After this decisive victory he accompanied the army in the advance to Madrid, and from thence to Valladolid and Burgos. He was present at part of the siege of Burgos, and soon after was appointed permanent assistant quartermaster-general with the rank of major. In the retreat from Burgos he rendered very important services through his knowledge of the country, which was considered of so much value that Sir H. Clinton asked for his return to the sixth division, but it was decided that he should remain at headquarters. Major Bainbrigge continued to hold the same position till the end of the war in 1814, and surveyed and sketched the country through which the army passed till it entered France. He was present at the battles of Vittoria and Pyrenees, at the last siege of San Sebastian, and at the battles of Nive and Toulouse. Rewards and distinctions were not lavishly bestowed in those days, and, as Major Bainbrigge had not been in action as the head of his department with a division, but under his seniors at headquarters, he did not receive the gold medal, and could not become a companion of the Bath. Through some strange omission he was not recommended for brevet rank, but on 21 Jan. 1817 this was rectified, when he was promoted to the brevet rank of lieutenant-colonel.

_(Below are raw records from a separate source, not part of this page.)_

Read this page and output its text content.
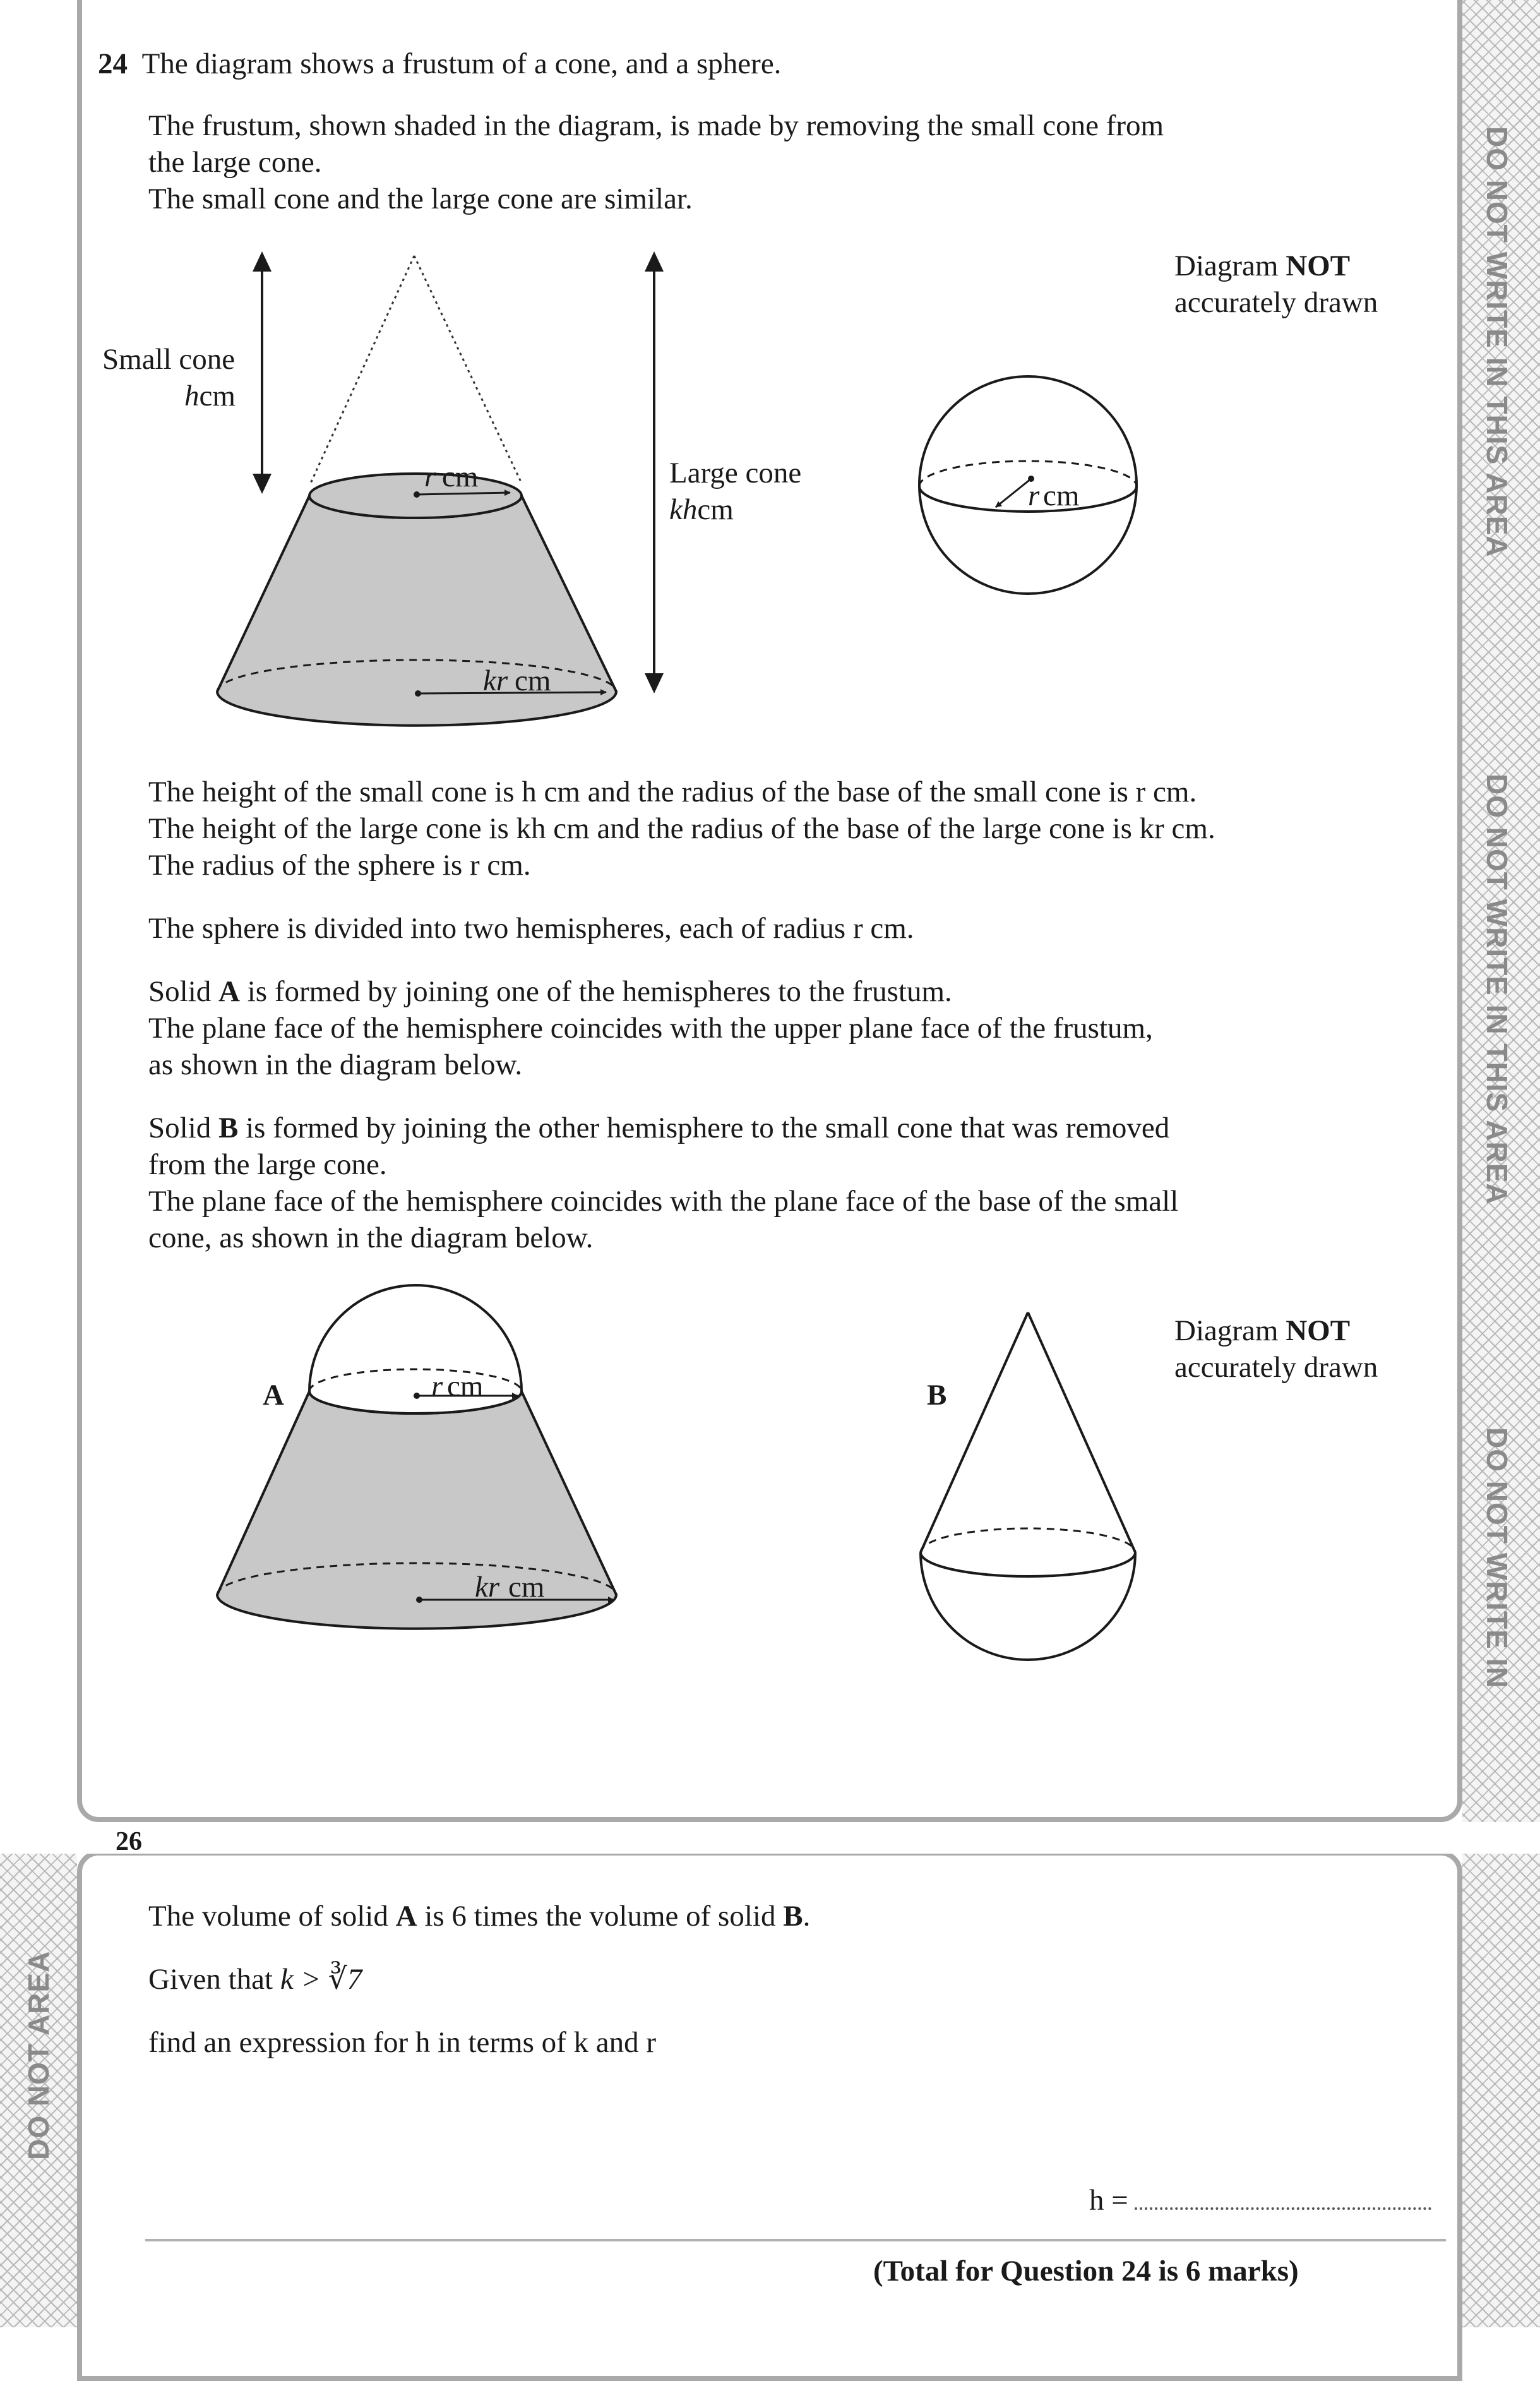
26
DO NOT WRITE IN THIS AREA
DO NOT WRITE IN THIS AREA
DO NOT WRITE IN
DO NOT AREA
24 The diagram shows a frustum of a cone, and a sphere.
The frustum, shown shaded in the diagram, is made by removing the small cone from
the large cone.
The small cone and the large cone are similar.
r cm
kr cm
r cm
r cm
kr cm
Diagram NOT
accurately drawn
Small cone
hcm
Large cone
khcm
The height of the small cone is h cm and the radius of the base of the small cone is r cm.
The height of the large cone is kh cm and the radius of the base of the large cone is kr cm.
The radius of the sphere is r cm.
The sphere is divided into two hemispheres, each of radius r cm.
Solid A is formed by joining one of the hemispheres to the frustum.
The plane face of the hemisphere coincides with the upper plane face of the frustum,
as shown in the diagram below.
Solid B is formed by joining the other hemisphere to the small cone that was removed
from the large cone.
The plane face of the hemisphere coincides with the plane face of the base of the small
cone, as shown in the diagram below.
A	B
Diagram NOT
accurately drawn
The volume of solid A is 6 times the volume of solid B.
Given that k > ∛7
find an expression for h in terms of k and r
h =
(Total for Question 24 is 6 marks)
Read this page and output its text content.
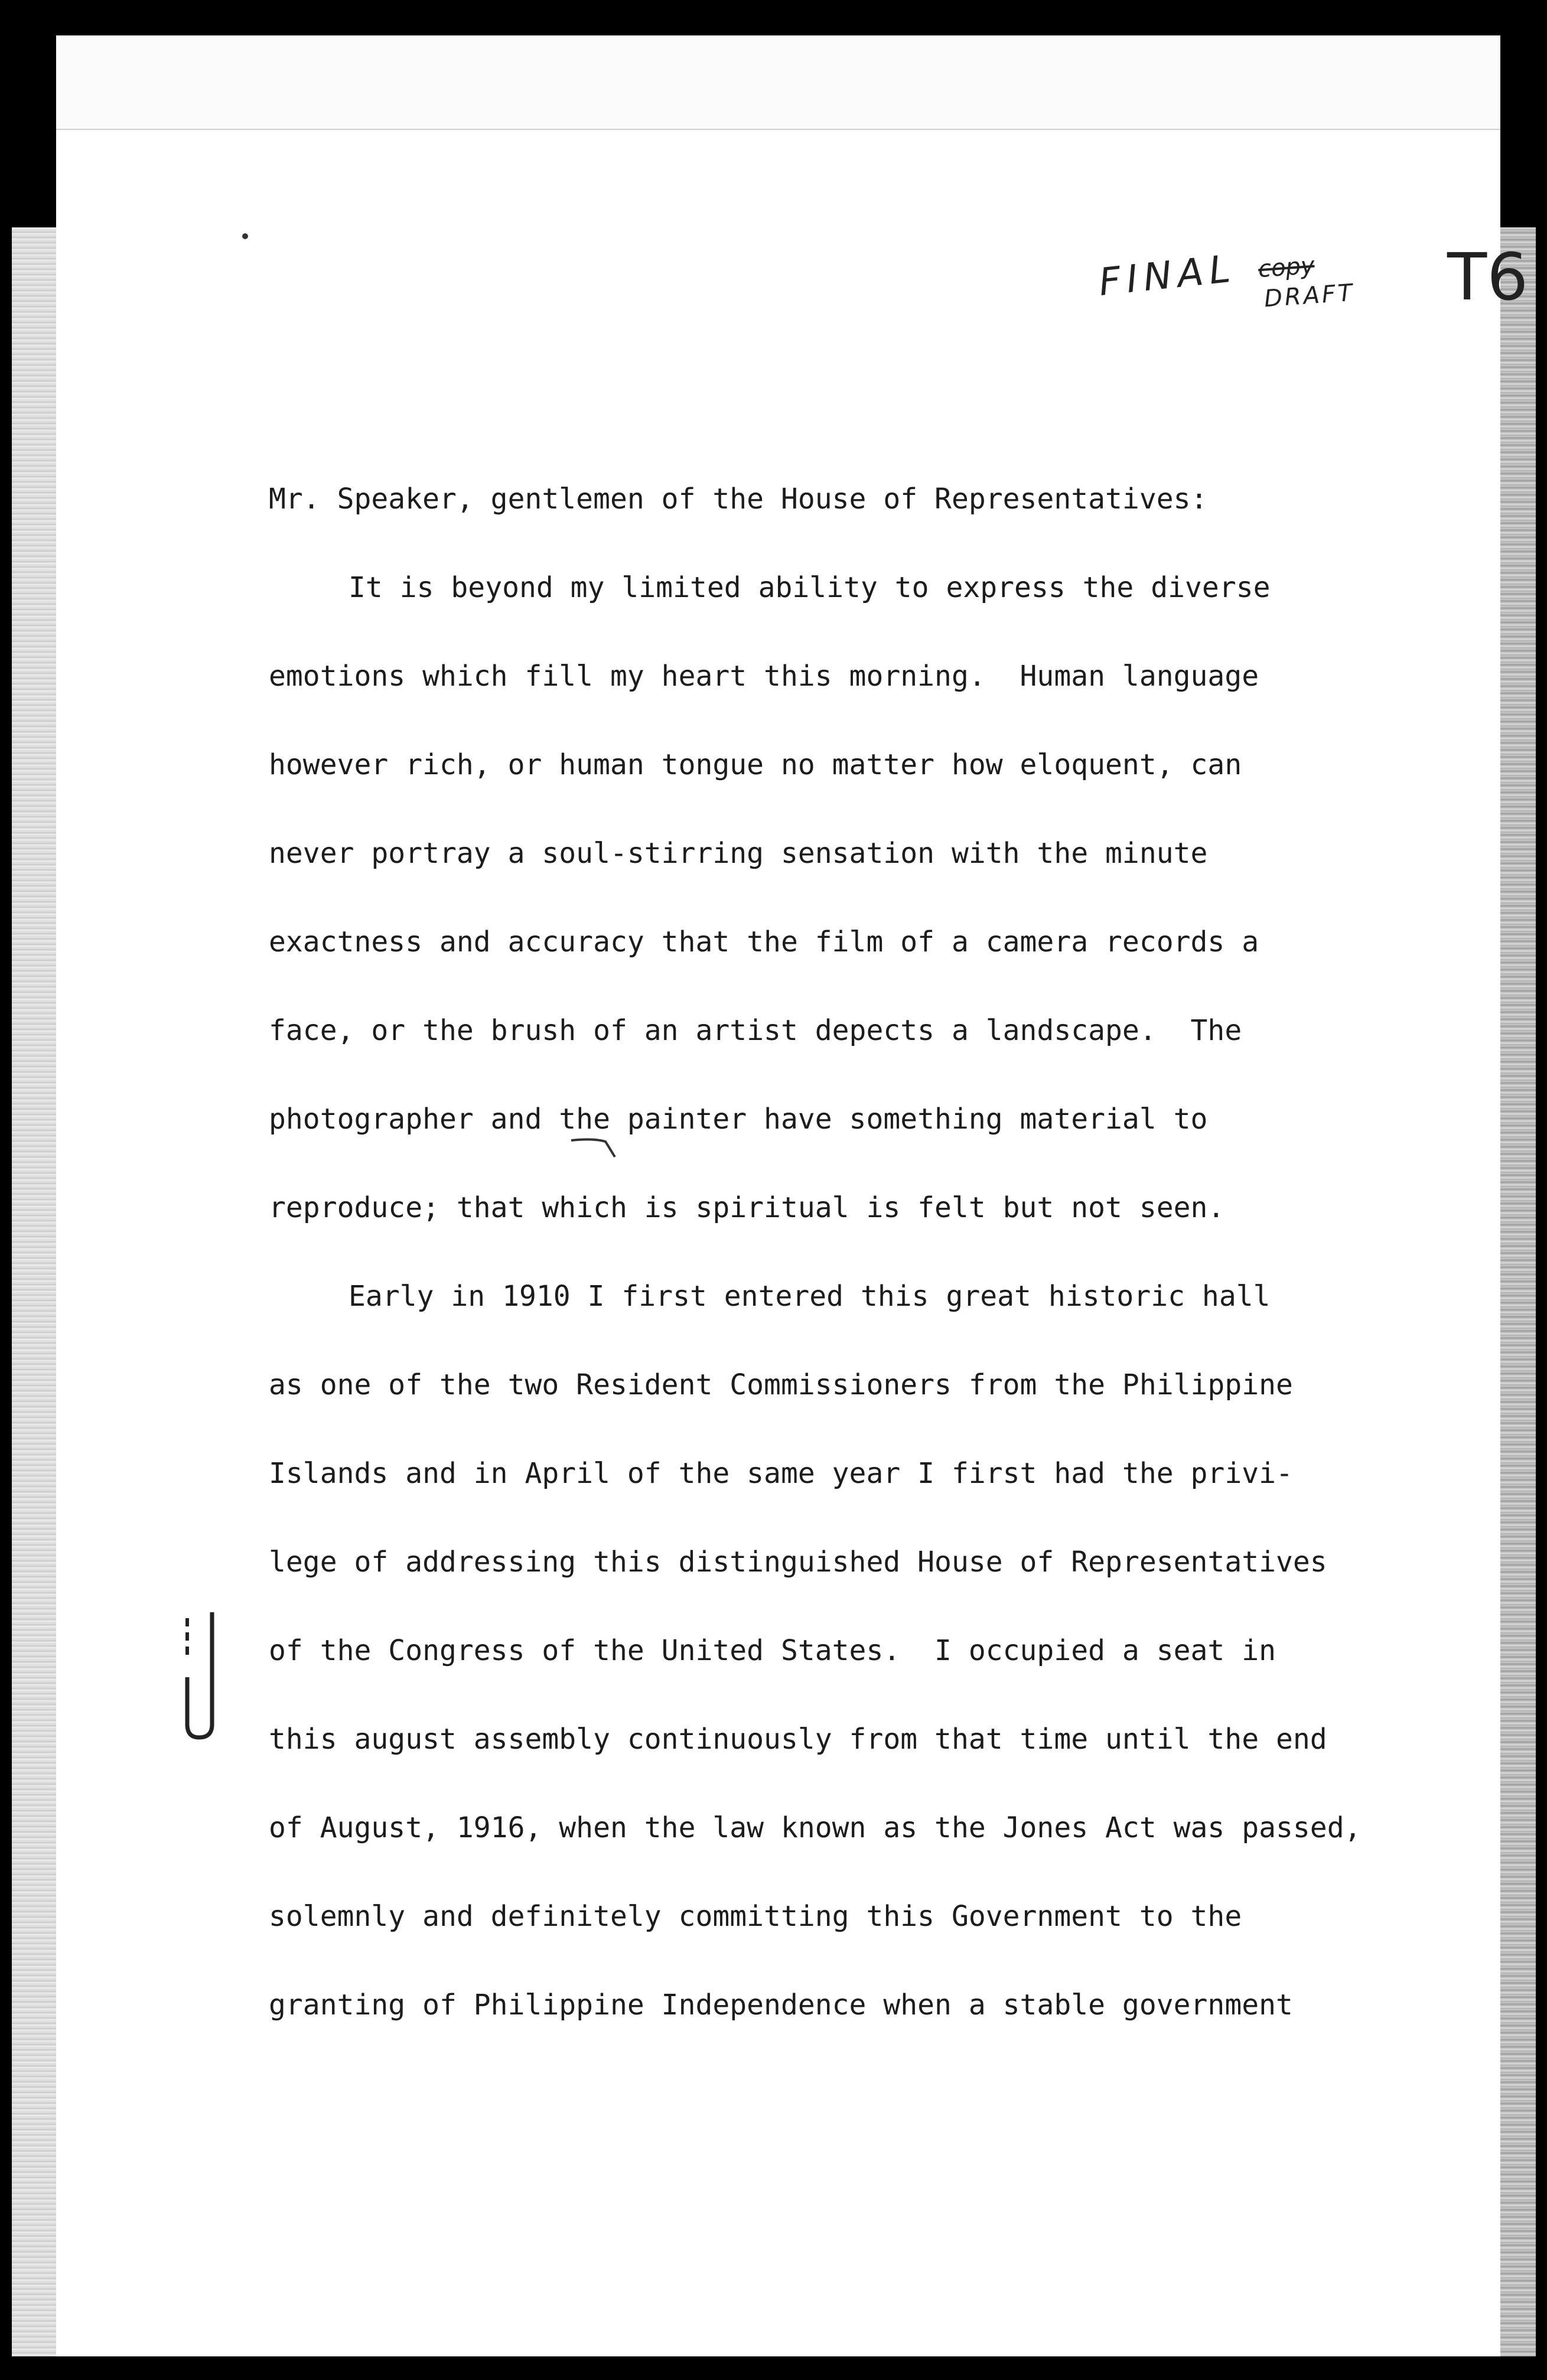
FINAL copy
DRAFT T6
Mr. Speaker, gentlemen of the House of Representatives:
It is beyond my limited ability to express the diverse
emotions which fill my heart this morning.  Human language
however rich, or human tongue no matter how eloquent, can
never portray a soul-stirring sensation with the minute
exactness and accuracy that the film of a camera records a
face, or the brush of an artist depects a landscape.  The
photographer and the painter have something material to
reproduce; that which is spiritual is felt but not seen.
Early in 1910 I first entered this great historic hall
as one of the two Resident Commissioners from the Philippine
Islands and in April of the same year I first had the privi-
lege of addressing this distinguished House of Representatives
of the Congress of the United States.  I occupied a seat in
this august assembly continuously from that time until the end
of August, 1916, when the law known as the Jones Act was passed,
solemnly and definitely committing this Government to the
granting of Philippine Independence when a stable government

In 1815 he applied for employment abroad, and joined the British army in its advance to Paris. When he returned home after the peace, he continued to hold the appointment of permanent assistant quartermaster-general until 1841, when he was made deputy quartermaster-general in Dublin. Having attained the rank of major-general, 9 Nov. 1846, he was appointed by the Duke of Wellington to the command of the Belfast district. In 1852 the duke selected him to command the forces in the island of Ceylon. During his stay in Ceylon his unremitting exertions for the welfare of the troops under his command made him beloved and respected by all classes, and his departure, when promoted to the rank of lieutenant-general on 20 June 1854, was much regretted.
In 1838 he was made a companion of the Bath, and subsequently received the 'grant for distinguished service.' On 31 March 1854 he was appointed colonel of the 26th (Cameronian) regiment. For his services in the Peninsula he received the war medal with seven clasps, and on 31 March 1854 he was created a knight commander of the Bath. He died at St. Margaret's, near Titchfield, Hants, on 20 Dec. 1862, at the age of 76.